Relative values ​​of coordination - these are the relationships between the individual parts of the whole or the relationship of the individual parts of the population to one of them, taken as the basis for comparison. Example, the number of urban residents per 100 rural; the number of women per 100 men. These values ​​are expressed as percentages, ppm or multiples (for example, there are 114 women per 100 men).

To assess the intensity of development, use the relative magnitude of the dynamics, which is calculated as the ratio of the levels of the phenomenon under study for two periods.

Relative comparison values are calculated as ratios of similar indicators characterizing different objects or territories and having the same temporal certainty.

Some processes are planned and for the indicators that reflect them, plan targets are set. By comparing the planned and actual values ​​of the indicators, the relative values ​​are calculated: plan target and plan execution.

If we designate the actual level of the current period y1, base y0 and planned level ypl, then the relative value:

Kd= y1 / y0,

2) planned target

Kpz \u003d ypl / y0,

3) plan execution

Kvp \u003d y1 / ypl .

Chapter 4.4. Types and forms of average values.

Average value is called a statistical indicator that gives a generalized description of the varying feature of homogeneous units of the population in specific conditions of place and time. The value of the average characterizes the entire population and characterizes it in relation to one given attribute.

average value reflects the common that is inherent in all units of the studied population.

So, for example, the average wage gives a generalizing quantitative characteristic of the state of remuneration of the considered set of workers.

The essence of the middle lies in the fact that it cancels out random deviations of the attribute values ​​and takes into account the changes caused by the main factor.

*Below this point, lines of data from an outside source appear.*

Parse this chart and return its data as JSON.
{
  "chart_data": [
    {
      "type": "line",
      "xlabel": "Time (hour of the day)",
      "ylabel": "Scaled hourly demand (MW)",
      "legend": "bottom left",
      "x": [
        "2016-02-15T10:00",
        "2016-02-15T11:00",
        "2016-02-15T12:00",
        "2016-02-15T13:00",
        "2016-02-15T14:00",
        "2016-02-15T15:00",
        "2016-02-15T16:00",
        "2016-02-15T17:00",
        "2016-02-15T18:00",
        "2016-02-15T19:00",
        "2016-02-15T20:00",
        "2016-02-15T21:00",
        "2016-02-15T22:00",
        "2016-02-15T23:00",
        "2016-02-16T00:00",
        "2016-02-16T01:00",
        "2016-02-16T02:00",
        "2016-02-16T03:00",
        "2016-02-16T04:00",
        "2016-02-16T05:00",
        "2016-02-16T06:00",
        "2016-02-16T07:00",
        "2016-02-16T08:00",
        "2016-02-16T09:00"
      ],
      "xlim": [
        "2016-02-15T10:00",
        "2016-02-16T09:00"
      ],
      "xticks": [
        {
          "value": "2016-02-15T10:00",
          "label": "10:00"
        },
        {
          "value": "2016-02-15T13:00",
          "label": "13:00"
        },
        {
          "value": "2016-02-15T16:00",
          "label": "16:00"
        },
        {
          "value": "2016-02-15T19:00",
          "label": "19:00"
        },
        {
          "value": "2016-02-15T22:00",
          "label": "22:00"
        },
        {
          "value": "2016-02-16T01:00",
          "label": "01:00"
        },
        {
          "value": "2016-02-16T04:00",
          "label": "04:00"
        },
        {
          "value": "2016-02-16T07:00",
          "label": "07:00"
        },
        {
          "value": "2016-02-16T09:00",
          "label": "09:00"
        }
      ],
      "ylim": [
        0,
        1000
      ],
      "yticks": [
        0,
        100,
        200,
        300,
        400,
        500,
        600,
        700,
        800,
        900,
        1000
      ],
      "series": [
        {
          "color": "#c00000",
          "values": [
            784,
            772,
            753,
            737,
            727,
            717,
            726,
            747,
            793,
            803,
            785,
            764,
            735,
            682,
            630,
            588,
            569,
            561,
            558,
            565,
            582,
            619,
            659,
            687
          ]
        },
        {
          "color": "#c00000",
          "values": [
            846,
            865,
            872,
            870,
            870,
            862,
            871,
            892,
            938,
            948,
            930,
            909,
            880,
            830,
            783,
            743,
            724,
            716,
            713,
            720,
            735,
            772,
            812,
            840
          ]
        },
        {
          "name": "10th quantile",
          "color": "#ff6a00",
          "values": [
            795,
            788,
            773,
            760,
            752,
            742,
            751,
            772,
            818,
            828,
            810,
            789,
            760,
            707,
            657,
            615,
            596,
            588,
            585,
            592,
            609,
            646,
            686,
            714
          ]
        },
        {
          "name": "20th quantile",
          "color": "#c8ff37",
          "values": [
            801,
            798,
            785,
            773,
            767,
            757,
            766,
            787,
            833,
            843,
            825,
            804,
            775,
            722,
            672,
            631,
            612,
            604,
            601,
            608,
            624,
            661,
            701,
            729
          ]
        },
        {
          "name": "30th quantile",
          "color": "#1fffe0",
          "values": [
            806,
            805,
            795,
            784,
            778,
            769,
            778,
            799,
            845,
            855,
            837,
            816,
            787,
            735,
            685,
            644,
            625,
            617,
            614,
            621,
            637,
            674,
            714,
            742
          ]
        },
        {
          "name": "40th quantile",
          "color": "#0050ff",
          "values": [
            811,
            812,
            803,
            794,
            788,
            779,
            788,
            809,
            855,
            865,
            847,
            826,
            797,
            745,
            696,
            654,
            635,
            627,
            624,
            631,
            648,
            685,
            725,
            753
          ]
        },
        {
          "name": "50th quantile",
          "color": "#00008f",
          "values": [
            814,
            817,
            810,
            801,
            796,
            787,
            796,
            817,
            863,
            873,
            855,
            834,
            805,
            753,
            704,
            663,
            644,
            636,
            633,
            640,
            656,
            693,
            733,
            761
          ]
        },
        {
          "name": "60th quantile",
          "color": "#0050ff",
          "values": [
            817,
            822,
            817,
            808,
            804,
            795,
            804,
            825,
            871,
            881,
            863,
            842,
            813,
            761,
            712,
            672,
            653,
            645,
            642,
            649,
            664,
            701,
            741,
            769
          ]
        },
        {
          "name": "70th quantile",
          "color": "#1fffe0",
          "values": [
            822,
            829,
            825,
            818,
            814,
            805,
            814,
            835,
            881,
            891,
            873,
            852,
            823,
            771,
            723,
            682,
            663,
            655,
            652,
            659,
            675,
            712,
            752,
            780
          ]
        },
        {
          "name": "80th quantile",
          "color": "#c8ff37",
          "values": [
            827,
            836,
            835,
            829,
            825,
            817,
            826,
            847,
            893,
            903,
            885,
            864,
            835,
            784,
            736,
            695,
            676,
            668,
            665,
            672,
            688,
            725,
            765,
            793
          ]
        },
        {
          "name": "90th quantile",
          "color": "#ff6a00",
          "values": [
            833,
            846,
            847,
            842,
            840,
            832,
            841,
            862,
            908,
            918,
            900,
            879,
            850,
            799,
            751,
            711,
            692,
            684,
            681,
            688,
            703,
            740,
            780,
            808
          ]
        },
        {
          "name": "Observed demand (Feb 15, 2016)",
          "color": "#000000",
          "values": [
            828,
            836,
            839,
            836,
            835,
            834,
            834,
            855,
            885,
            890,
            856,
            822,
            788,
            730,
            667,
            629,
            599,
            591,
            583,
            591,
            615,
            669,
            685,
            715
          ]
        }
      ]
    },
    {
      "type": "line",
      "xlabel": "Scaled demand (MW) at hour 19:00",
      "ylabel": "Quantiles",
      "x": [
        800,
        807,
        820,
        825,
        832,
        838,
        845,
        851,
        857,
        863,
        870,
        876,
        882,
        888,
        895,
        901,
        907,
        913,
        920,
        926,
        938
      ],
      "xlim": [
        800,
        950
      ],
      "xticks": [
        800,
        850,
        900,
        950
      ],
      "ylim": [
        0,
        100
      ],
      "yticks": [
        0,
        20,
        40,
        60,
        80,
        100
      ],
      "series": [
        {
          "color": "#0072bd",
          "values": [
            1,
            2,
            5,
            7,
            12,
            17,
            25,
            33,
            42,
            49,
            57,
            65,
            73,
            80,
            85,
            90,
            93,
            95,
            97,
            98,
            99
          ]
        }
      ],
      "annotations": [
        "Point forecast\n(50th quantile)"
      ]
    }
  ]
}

Statistical processing by the method of averages consists in replacing the individual values ​​of a varying attribute with some balanced average X.

For example, the individual output of 5 operators of a commercial bank per day was 136, 140, 154 and 162 operations. To get the average number of transactions per day performed by one teller, you need to add up these individual indicators and divide the resulting amount by the number of tellers:

As can be seen from the above example, the average number of transactions does not match any of the individual ones, since not a single operator has performed 150 transactions. But if we imagine that each operator performed 150 operations, then their total amount will not change, but will also be equal to 750. Thus, we have come to the main property of average values: the sum of the individual values ​​of the attribute is equal to the sum of the average values.

This property once again emphasizes that the average value is a generalizing characteristic of the entire statistical population.

Mean values ​​are divided into two large classes:

Power averages:

Arithmetic

harmonic

Geometric

quadratic

Structural averages:

Fashion

Median

The most common type of average is the arithmetic average:

simple arithmetic mean

Arithmetic weighted average

Arithmetic mean for an interval series.

Simple arithmetic mean represents the average term, in determining which the total volume of a given attribute in the data set is equally distributed among all units included in this one.

So, the average annual production output per worker is such a value of the volume of production that would fall on each employee if the entire volume of output was equally distributed among all employees of the organization. The arithmetic mean simple value is calculated by the formula.